I had no objection. Far from it. I seized the chance to annihilate him with my perspicacity. All I said was, “Who goes first?”
“We’ll toss for it!” said the gambler and flicked a florin in the air.
I called heads and won. With a smile I said, “I’m to be entirely frank in giving my opinion of you?”
“Altogether and entirely—with no offense given or taken on either side!”
“Very well.” I lit a cigar. “I think you’re the black sheep of your respectable Dublin family. You say you own two restaurants in Manhattan but I think your money comes not from the dining rooms but from the gambling halls—and worse—upstairs. Perhaps you have other interests too which are equally dubious because I think you’ve got the nerve and the flair and the sheer amoral greed to sail dangerously close to the wind in your business ventures and emerge unscathed. Some men are born criminals. I believe you’re one of them. Crime really does pay for men like you. You have the well-oiled veneer of a man who’s constantly on the receiving end of glittering dividends.”
He roared with laughter and drank a glass of port straight off. “Oh, for shame!” he said. “And me an innocent man who goes to Mass every Sunday!” Then he poured himself some more port and leaned forward with his forearms on the table. He was still smiling. “And now,” he said, “we come to you.”

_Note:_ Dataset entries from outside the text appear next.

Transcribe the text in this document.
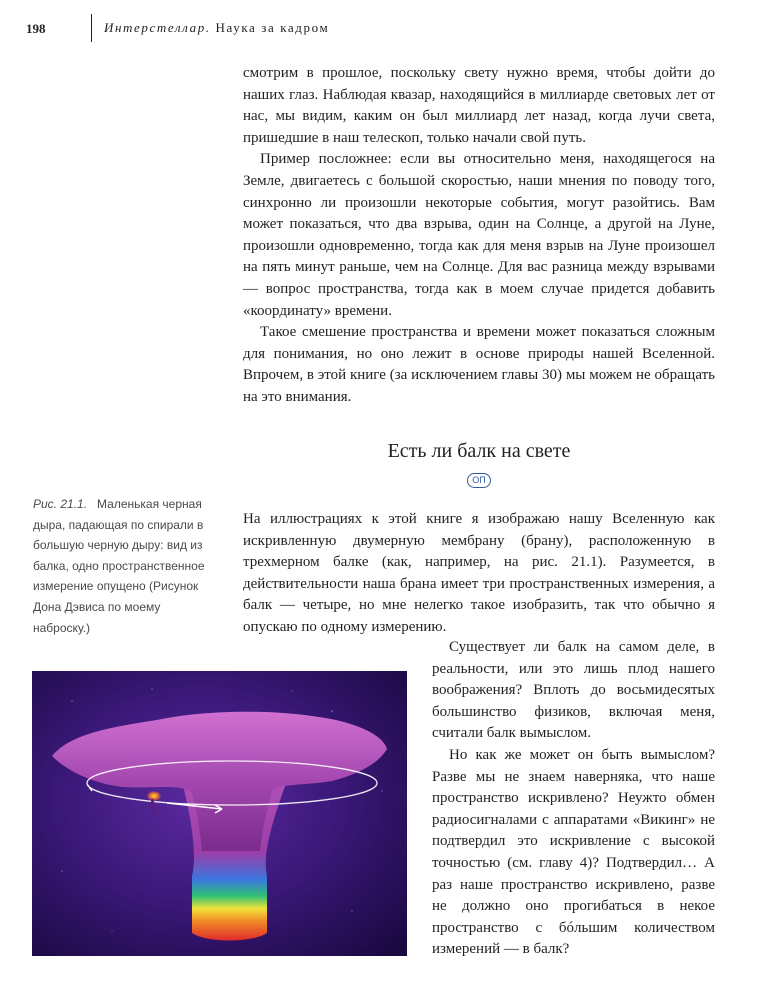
198	Интерстеллар. Наука за кадром

смотрим в прошлое, поскольку свету нужно время, чтобы дойти до наших глаз. Наблюдая квазар, находящийся в миллиарде световых лет от нас, мы видим, каким он был миллиард лет назад, когда лучи света, пришедшие в наш телескоп, только начали свой путь.

Пример посложнее: если вы относительно меня, находящегося на Земле, двигаетесь с большой скоростью, наши мнения по поводу того, синхронно ли произошли некоторые события, могут разойтись. Вам может показаться, что два взрыва, один на Солнце, а другой на Луне, произошли одновременно, тогда как для меня взрыв на Луне произошел на пять минут раньше, чем на Солнце. Для вас разница между взрывами — вопрос пространства, тогда как в моем случае придется добавить «координату» времени.

Такое смешение пространства и времени может показаться сложным для понимания, но оно лежит в основе природы нашей Вселенной. Впрочем, в этой книге (за исключением главы 30) мы можем не обращать на это внимания.

Есть ли балк на свете
ОП
Рис. 21.1. Маленькая черная дыра, падающая по спирали в большую черную дыру: вид из балка, одно пространственное измерение опущено (Рисунок Дона Дэвиса по моему наброску.)

На иллюстрациях к этой книге я изображаю нашу Вселенную как искривленную двумерную мембрану (брану), расположенную в трехмерном балке (как, например, на рис. 21.1). Разумеется, в действительности наша брана имеет три пространственных измерения, а балк — четыре, но мне нелегко такое изобразить, так что обычно я опускаю по одному измерению.

Существует ли балк на самом деле, в реальности, или это лишь плод нашего воображения? Вплоть до восьмидесятых большинство физиков, включая меня, считали балк вымыслом.

Но как же может он быть вымыслом? Разве мы не знаем наверняка, что наше пространство искривлено? Неужто обмен радиосигналами с аппаратами «Викинг» не подтвердил это искривление с высокой точностью (см. главу 4)? Подтвердил… А раз наше пространство искривлено, разве не должно оно прогибаться в некое пространство с бóльшим количеством измерений — в балк?
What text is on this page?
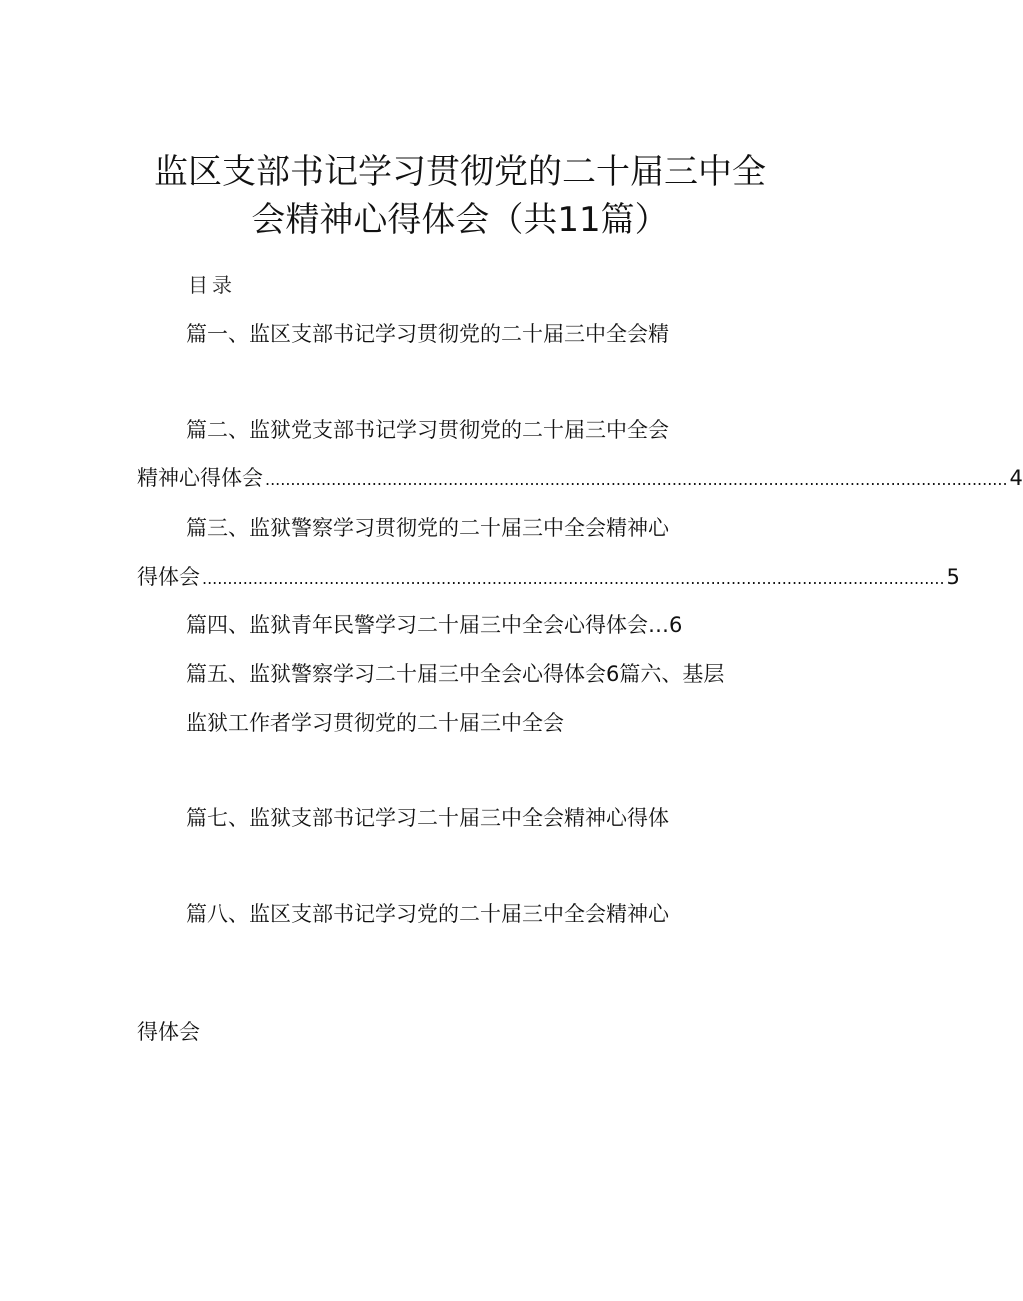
监区支部书记学习贯彻党的二十届三中全
会精神心得体会（共11篇）
目录
篇一、监区支部书记学习贯彻党的二十届三中全会精
篇二、监狱党支部书记学习贯彻党的二十届三中全会
精神心得体会 .................................................................................................................................................. 4
篇三、监狱警察学习贯彻党的二十届三中全会精神心
得体会 .................................................................................................................................................. 5
篇四、监狱青年民警学习二十届三中全会心得体会…6
篇五、监狱警察学习二十届三中全会心得体会6篇六、基层
监狱工作者学习贯彻党的二十届三中全会
篇七、监狱支部书记学习二十届三中全会精神心得体
篇八、监区支部书记学习党的二十届三中全会精神心
得体会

I was unperturbed. What could he say? I was impregnable behind the massive walls of my success, and it was inconceivable that he could reduce them to ruins.
“I look at you,” said this gambler, this criminal, this personification of all my misery, “and what do I see? I see a tough customer who’s made a career of grabbing what he wants and profiting out of it. You have as much amoral greed as I have but you cover it up by masquerading as an English gentleman—ah yes, you may be Welsh by birth, Robert Godwin, but it’s an Englishman you are through and through and like all Englishmen you think you should be top dog. And being top dog means getting what you believe is owing to you—money, power, fame, fortune … and women. But you don’t think of women as women, do you? You see them as prizes—glittering dividends, if I may quote your own phrase against you—but the prize you’ve always wanted, Robert Godwin, is the prize you can never win, and that’s why you’re sitting there, God help you, hating my guts and wishing I was dead. Ah, to be sure it’s a terrible tragedy you’ve suffered! To lose your best prize to another man would be enough to break your heart—but to lose your best prize to an Irishman must be enough to destroy your English soul entirely! How can you dine with me and feign friendship? I swear I’d find your pride contemptible if I didn’t already find it so pathetic!”